WASHINGTON (JTA) — In a phone call with supporters on Thursday, President Barack Obama characterized opponents of the Iran deal as being backed by “billionaires” and urged those listening in to win over “squishy” lawmakers considering opposing the deal.
Opponents “would be opposed to any deal with Iran,” Obama told the supporters, who were invited to the 20-minute phone call through an array of liberal organizations backing the international nuclear agreement.
The president said arguments against the deal are coming “partly from the $20 million that’s being spent lobbying against the bill on TV ads” and “partly from the same columnists and former administration officials that were responsible for us getting into the Iraq war.”
The $20-million figure apparently refers to Citizens for a Nuclear Free Iran, a group affiliated with the American Israel Public Affairs Committee that has raised at least that much for advertisements to persuade members of Congress to kill the deal.
J Street, a liberal Jewish Middle East policy group, has raised over $4 million to run its own ads in support of the deal.
“The lobbying that is taking place on the other side is fierce, it is well financed, it is relentless,” the president said on the phone call.

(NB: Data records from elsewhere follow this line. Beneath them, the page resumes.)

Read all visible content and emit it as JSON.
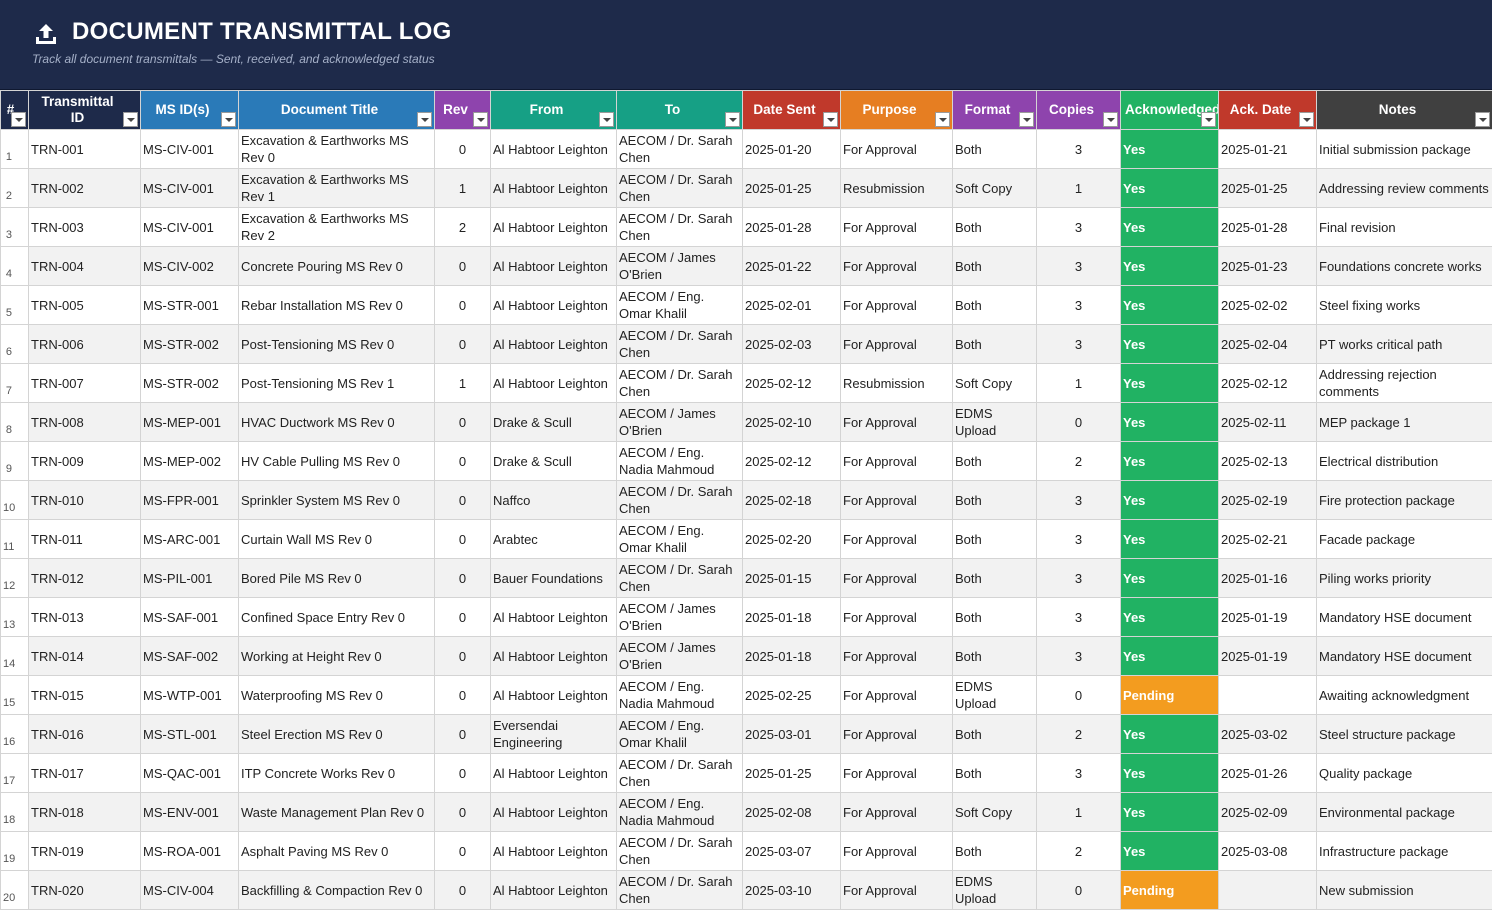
{
  "banner": {
    "icon": "upload-icon",
    "title": "DOCUMENT TRANSMITTAL LOG",
    "subtitle": "Track all document transmittals — Sent, received, and acknowledged status"
  },
  "colors": {
    "banner": "#1e2a4a",
    "status_yes": "#21b263",
    "status_pending": "#f39c1f"
  },
  "columns": [
    {
      "key": "num",
      "label": "#",
      "color": "#1e2a4a"
    },
    {
      "key": "id",
      "label": "Transmittal ID",
      "color": "#1e2a4a"
    },
    {
      "key": "ms",
      "label": "MS ID(s)",
      "color": "#2a7ab8"
    },
    {
      "key": "title",
      "label": "Document Title",
      "color": "#2a7ab8"
    },
    {
      "key": "rev",
      "label": "Rev",
      "color": "#8e44ad"
    },
    {
      "key": "from",
      "label": "From",
      "color": "#16a085"
    },
    {
      "key": "to",
      "label": "To",
      "color": "#16a085"
    },
    {
      "key": "sent",
      "label": "Date Sent",
      "color": "#c0392b"
    },
    {
      "key": "purpose",
      "label": "Purpose",
      "color": "#e67e22"
    },
    {
      "key": "format",
      "label": "Format",
      "color": "#8e44ad"
    },
    {
      "key": "copies",
      "label": "Copies",
      "color": "#8e44ad"
    },
    {
      "key": "ack",
      "label": "Acknowledged",
      "color": "#21b263"
    },
    {
      "key": "ackdate",
      "label": "Ack. Date",
      "color": "#c0392b"
    },
    {
      "key": "notes",
      "label": "Notes",
      "color": "#404040"
    }
  ],
  "rows": [
    {
      "num": "1",
      "id": "TRN-001",
      "ms": "MS-CIV-001",
      "title": "Excavation & Earthworks MS Rev 0",
      "rev": "0",
      "from": "Al Habtoor Leighton",
      "to": "AECOM / Dr. Sarah Chen",
      "sent": "2025-01-20",
      "purpose": "For Approval",
      "format": "Both",
      "copies": "3",
      "ack": "Yes",
      "ackdate": "2025-01-21",
      "notes": "Initial submission package"
    },
    {
      "num": "2",
      "id": "TRN-002",
      "ms": "MS-CIV-001",
      "title": "Excavation & Earthworks MS Rev 1",
      "rev": "1",
      "from": "Al Habtoor Leighton",
      "to": "AECOM / Dr. Sarah Chen",
      "sent": "2025-01-25",
      "purpose": "Resubmission",
      "format": "Soft Copy",
      "copies": "1",
      "ack": "Yes",
      "ackdate": "2025-01-25",
      "notes": "Addressing review comments"
    },
    {
      "num": "3",
      "id": "TRN-003",
      "ms": "MS-CIV-001",
      "title": "Excavation & Earthworks MS Rev 2",
      "rev": "2",
      "from": "Al Habtoor Leighton",
      "to": "AECOM / Dr. Sarah Chen",
      "sent": "2025-01-28",
      "purpose": "For Approval",
      "format": "Both",
      "copies": "3",
      "ack": "Yes",
      "ackdate": "2025-01-28",
      "notes": "Final revision"
    },
    {
      "num": "4",
      "id": "TRN-004",
      "ms": "MS-CIV-002",
      "title": "Concrete Pouring MS Rev 0",
      "rev": "0",
      "from": "Al Habtoor Leighton",
      "to": "AECOM / James O'Brien",
      "sent": "2025-01-22",
      "purpose": "For Approval",
      "format": "Both",
      "copies": "3",
      "ack": "Yes",
      "ackdate": "2025-01-23",
      "notes": "Foundations concrete works"
    },
    {
      "num": "5",
      "id": "TRN-005",
      "ms": "MS-STR-001",
      "title": "Rebar Installation MS Rev 0",
      "rev": "0",
      "from": "Al Habtoor Leighton",
      "to": "AECOM / Eng. Omar Khalil",
      "sent": "2025-02-01",
      "purpose": "For Approval",
      "format": "Both",
      "copies": "3",
      "ack": "Yes",
      "ackdate": "2025-02-02",
      "notes": "Steel fixing works"
    },
    {
      "num": "6",
      "id": "TRN-006",
      "ms": "MS-STR-002",
      "title": "Post-Tensioning MS Rev 0",
      "rev": "0",
      "from": "Al Habtoor Leighton",
      "to": "AECOM / Dr. Sarah Chen",
      "sent": "2025-02-03",
      "purpose": "For Approval",
      "format": "Both",
      "copies": "3",
      "ack": "Yes",
      "ackdate": "2025-02-04",
      "notes": "PT works critical path"
    },
    {
      "num": "7",
      "id": "TRN-007",
      "ms": "MS-STR-002",
      "title": "Post-Tensioning MS Rev 1",
      "rev": "1",
      "from": "Al Habtoor Leighton",
      "to": "AECOM / Dr. Sarah Chen",
      "sent": "2025-02-12",
      "purpose": "Resubmission",
      "format": "Soft Copy",
      "copies": "1",
      "ack": "Yes",
      "ackdate": "2025-02-12",
      "notes": "Addressing rejection comments"
    },
    {
      "num": "8",
      "id": "TRN-008",
      "ms": "MS-MEP-001",
      "title": "HVAC Ductwork MS Rev 0",
      "rev": "0",
      "from": "Drake & Scull",
      "to": "AECOM / James O'Brien",
      "sent": "2025-02-10",
      "purpose": "For Approval",
      "format": "EDMS Upload",
      "copies": "0",
      "ack": "Yes",
      "ackdate": "2025-02-11",
      "notes": "MEP package 1"
    },
    {
      "num": "9",
      "id": "TRN-009",
      "ms": "MS-MEP-002",
      "title": "HV Cable Pulling MS Rev 0",
      "rev": "0",
      "from": "Drake & Scull",
      "to": "AECOM / Eng. Nadia Mahmoud",
      "sent": "2025-02-12",
      "purpose": "For Approval",
      "format": "Both",
      "copies": "2",
      "ack": "Yes",
      "ackdate": "2025-02-13",
      "notes": "Electrical distribution"
    },
    {
      "num": "10",
      "id": "TRN-010",
      "ms": "MS-FPR-001",
      "title": "Sprinkler System MS Rev 0",
      "rev": "0",
      "from": "Naffco",
      "to": "AECOM / Dr. Sarah Chen",
      "sent": "2025-02-18",
      "purpose": "For Approval",
      "format": "Both",
      "copies": "3",
      "ack": "Yes",
      "ackdate": "2025-02-19",
      "notes": "Fire protection package"
    },
    {
      "num": "11",
      "id": "TRN-011",
      "ms": "MS-ARC-001",
      "title": "Curtain Wall MS Rev 0",
      "rev": "0",
      "from": "Arabtec",
      "to": "AECOM / Eng. Omar Khalil",
      "sent": "2025-02-20",
      "purpose": "For Approval",
      "format": "Both",
      "copies": "3",
      "ack": "Yes",
      "ackdate": "2025-02-21",
      "notes": "Facade package"
    },
    {
      "num": "12",
      "id": "TRN-012",
      "ms": "MS-PIL-001",
      "title": "Bored Pile MS Rev 0",
      "rev": "0",
      "from": "Bauer Foundations",
      "to": "AECOM / Dr. Sarah Chen",
      "sent": "2025-01-15",
      "purpose": "For Approval",
      "format": "Both",
      "copies": "3",
      "ack": "Yes",
      "ackdate": "2025-01-16",
      "notes": "Piling works priority"
    },
    {
      "num": "13",
      "id": "TRN-013",
      "ms": "MS-SAF-001",
      "title": "Confined Space Entry Rev 0",
      "rev": "0",
      "from": "Al Habtoor Leighton",
      "to": "AECOM / James O'Brien",
      "sent": "2025-01-18",
      "purpose": "For Approval",
      "format": "Both",
      "copies": "3",
      "ack": "Yes",
      "ackdate": "2025-01-19",
      "notes": "Mandatory HSE document"
    },
    {
      "num": "14",
      "id": "TRN-014",
      "ms": "MS-SAF-002",
      "title": "Working at Height Rev 0",
      "rev": "0",
      "from": "Al Habtoor Leighton",
      "to": "AECOM / James O'Brien",
      "sent": "2025-01-18",
      "purpose": "For Approval",
      "format": "Both",
      "copies": "3",
      "ack": "Yes",
      "ackdate": "2025-01-19",
      "notes": "Mandatory HSE document"
    },
    {
      "num": "15",
      "id": "TRN-015",
      "ms": "MS-WTP-001",
      "title": "Waterproofing MS Rev 0",
      "rev": "0",
      "from": "Al Habtoor Leighton",
      "to": "AECOM / Eng. Nadia Mahmoud",
      "sent": "2025-02-25",
      "purpose": "For Approval",
      "format": "EDMS Upload",
      "copies": "0",
      "ack": "Pending",
      "ackdate": "",
      "notes": "Awaiting acknowledgment"
    },
    {
      "num": "16",
      "id": "TRN-016",
      "ms": "MS-STL-001",
      "title": "Steel Erection MS Rev 0",
      "rev": "0",
      "from": "Eversendai Engineering",
      "to": "AECOM / Eng. Omar Khalil",
      "sent": "2025-03-01",
      "purpose": "For Approval",
      "format": "Both",
      "copies": "2",
      "ack": "Yes",
      "ackdate": "2025-03-02",
      "notes": "Steel structure package"
    },
    {
      "num": "17",
      "id": "TRN-017",
      "ms": "MS-QAC-001",
      "title": "ITP Concrete Works Rev 0",
      "rev": "0",
      "from": "Al Habtoor Leighton",
      "to": "AECOM / Dr. Sarah Chen",
      "sent": "2025-01-25",
      "purpose": "For Approval",
      "format": "Both",
      "copies": "3",
      "ack": "Yes",
      "ackdate": "2025-01-26",
      "notes": "Quality package"
    },
    {
      "num": "18",
      "id": "TRN-018",
      "ms": "MS-ENV-001",
      "title": "Waste Management Plan Rev 0",
      "rev": "0",
      "from": "Al Habtoor Leighton",
      "to": "AECOM / Eng. Nadia Mahmoud",
      "sent": "2025-02-08",
      "purpose": "For Approval",
      "format": "Soft Copy",
      "copies": "1",
      "ack": "Yes",
      "ackdate": "2025-02-09",
      "notes": "Environmental package"
    },
    {
      "num": "19",
      "id": "TRN-019",
      "ms": "MS-ROA-001",
      "title": "Asphalt Paving MS Rev 0",
      "rev": "0",
      "from": "Al Habtoor Leighton",
      "to": "AECOM / Dr. Sarah Chen",
      "sent": "2025-03-07",
      "purpose": "For Approval",
      "format": "Both",
      "copies": "2",
      "ack": "Yes",
      "ackdate": "2025-03-08",
      "notes": "Infrastructure package"
    },
    {
      "num": "20",
      "id": "TRN-020",
      "ms": "MS-CIV-004",
      "title": "Backfilling & Compaction Rev 0",
      "rev": "0",
      "from": "Al Habtoor Leighton",
      "to": "AECOM / Dr. Sarah Chen",
      "sent": "2025-03-10",
      "purpose": "For Approval",
      "format": "EDMS Upload",
      "copies": "0",
      "ack": "Pending",
      "ackdate": "",
      "notes": "New submission"
    }
  ]
}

Obama framed the fight for the Iran deal as a chance to prevent another war like the one the U.S. undertook in Iraq in 2003. “One of the frustrations that I’ve always had about the run-up to the Iraq war was that everybody got really loud and really active after it was too late as opposed to on the front end,” he said.
“As big of a bully pulpit as I have, it’s not enough. And if you’ve got a whole bunch of folks who are big check writers to political campaigns, running TV ads, and billionaires who happily finance SuperPACs and they are putting the squeeze on members of Congress, even well-meaning ones, and good folks, and they don’t hear from you, this opportunity could slip away.”
Congress has the power within the next two months to kill the July 14 agreement between world powers and Iran, which gives Iran sanctions relief in exchange for restrictions on its nuclear program. But opponents of the deal must muster two-thirds majorities in both chambers of Congress to override the veto Obama has promised of any would-be deal-killing bill.
In line with the government of Israel, most Republicans oppose the deal. As a result, the battle for votes is focused on Democrats — with the deal’s supporters and opponents vying to secure commitments from the party’s lawmakers to vote one way or another.
Obama, who met Wednesday evening with members of the U.S. House of Representatives Democratic caucus, said he sensed some Democrats were wavering.
“They’re feeling it,” he said. “I’m meeting these members of Congress. And they don’t really buy the arguments of the opponents, but I can tell when they start getting squishy. And they start getting squishy because they’re feeling political heat. And you guys have to counteract that with the facts.”
Obama defended the deal, and did not stint in describing Iran as still dangerous to Israel. But he said the deal was the best guarantee of keeping Israel safe.
“We are promoting the U.S. and Israel’s security,” he said.
Earlier Thursday, Rep. Nancy Pelosi, D-Calif., the leader of House Democrats, said she was confident she had the numbers to defeat any veto override.
“I’m confident because of the nature of the agreement,” Pelosi said at her weekly briefing with reporters. She suggested that Democrats who voted to override the veto would face political consequences, another allusion to the vote before the Iraq war.
“Overwhelmingly, Democrats in the House voted against that, but for those who didn’t it’s serious gum stuck to their shoe,” she said. “It’s your vote that you’re going to be held accountable for.”
Again prefiguring Obama’s remarks, Pelosi cast the fight as being against a well-funded opposition and alluded to the TV ads run by Citizens for a Nuclear Free Iran.
“The outside will have endless money, $40 million to spend on TV and going door to door to poison the well on this,” she said.